Except for a confederation of minstrel troupes and chains of vaudeville theaters, the entertainment industry barely existed when Harry Lillis Crosby was born in 1903 to a lower-middle-class Anglo-Irish-American Catholic family. The wax-recorded disc was three years old, and the first nickelodeon was two years down the road. The first regularly scheduled radio broadcasts didn’t begin until 1920. Over the next half century, the United States forged the first empire dependent not on strategic colonies but rather on the irresistible sway of its popular arts. Crosby’s prestige was crucial in shaping that empire, in spreading a New World style and image. Not the least of his achievements was his role in ensuring the prosperity — in some instances, the very survival — of several major entertainment corporations, including CBS, NBC, ABC, Decca Records, Paramount Pictures, and Ampex tape.

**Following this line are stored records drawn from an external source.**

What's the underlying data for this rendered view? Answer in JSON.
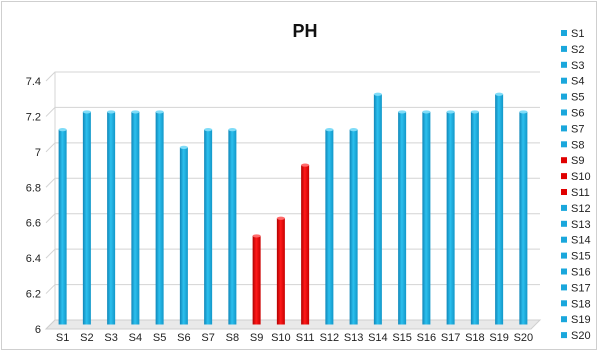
{
  "chart_data": {
    "type": "bar",
    "title": "PH",
    "xlabel": "",
    "ylabel": "",
    "ylim": [
      6,
      7.4
    ],
    "yticks": [
      6,
      6.2,
      6.4,
      6.6,
      6.8,
      7,
      7.2,
      7.4
    ],
    "ytick_labels": [
      "6",
      "6.2",
      "6.4",
      "6.6",
      "6.8",
      "7",
      "7.2",
      "7.4"
    ],
    "categories": [
      "S1",
      "S2",
      "S3",
      "S4",
      "S5",
      "S6",
      "S7",
      "S8",
      "S9",
      "S10",
      "S11",
      "S12",
      "S13",
      "S14",
      "S15",
      "S16",
      "S17",
      "S18",
      "S19",
      "S20"
    ],
    "values": [
      7.1,
      7.2,
      7.2,
      7.2,
      7.2,
      7.0,
      7.1,
      7.1,
      6.5,
      6.6,
      6.9,
      7.1,
      7.1,
      7.3,
      7.2,
      7.2,
      7.2,
      7.2,
      7.3,
      7.2
    ],
    "colors": [
      "#1aa7dc",
      "#1aa7dc",
      "#1aa7dc",
      "#1aa7dc",
      "#1aa7dc",
      "#1aa7dc",
      "#1aa7dc",
      "#1aa7dc",
      "#e00000",
      "#e00000",
      "#e00000",
      "#1aa7dc",
      "#1aa7dc",
      "#1aa7dc",
      "#1aa7dc",
      "#1aa7dc",
      "#1aa7dc",
      "#1aa7dc",
      "#1aa7dc",
      "#1aa7dc"
    ],
    "grid": true,
    "legend_position": "right",
    "legend": [
      "S1",
      "S2",
      "S3",
      "S4",
      "S5",
      "S6",
      "S7",
      "S8",
      "S9",
      "S10",
      "S11",
      "S12",
      "S13",
      "S14",
      "S15",
      "S16",
      "S17",
      "S18",
      "S19",
      "S20"
    ]
  }
}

Crosby was the first white vocalist to appreciate and assimilate the genius of Louis Armstrong: his rhythm, his emotion, his comedy, and his spontaneity. Louis and Bing recorded their first important vocals, respectively, in 1926 (“Heebie Jeebies”) and 1927 (“Muddy Water”) and were the only singers of that era still thriving at the times of their deaths, in the 1970s. When Crosby came of age, most successful male singers were effeminate tenors and recording artists were encouraged to be bland, the better to sell sheet music. The term pop singer didn’t exist; it was coined in large measure to describe a breed he invented. Bing perfected the use of the microphone, which transfigured concerts, records, radio, movies — even the nature of social intercourse. As vocal styles became more intimate and talking pictures replaced pantomime, private discourse itself grew more casual and provocative. Bing was the first to render the lyrics of a modern ballad with purpose, the first to suggest an erotic undercurrent.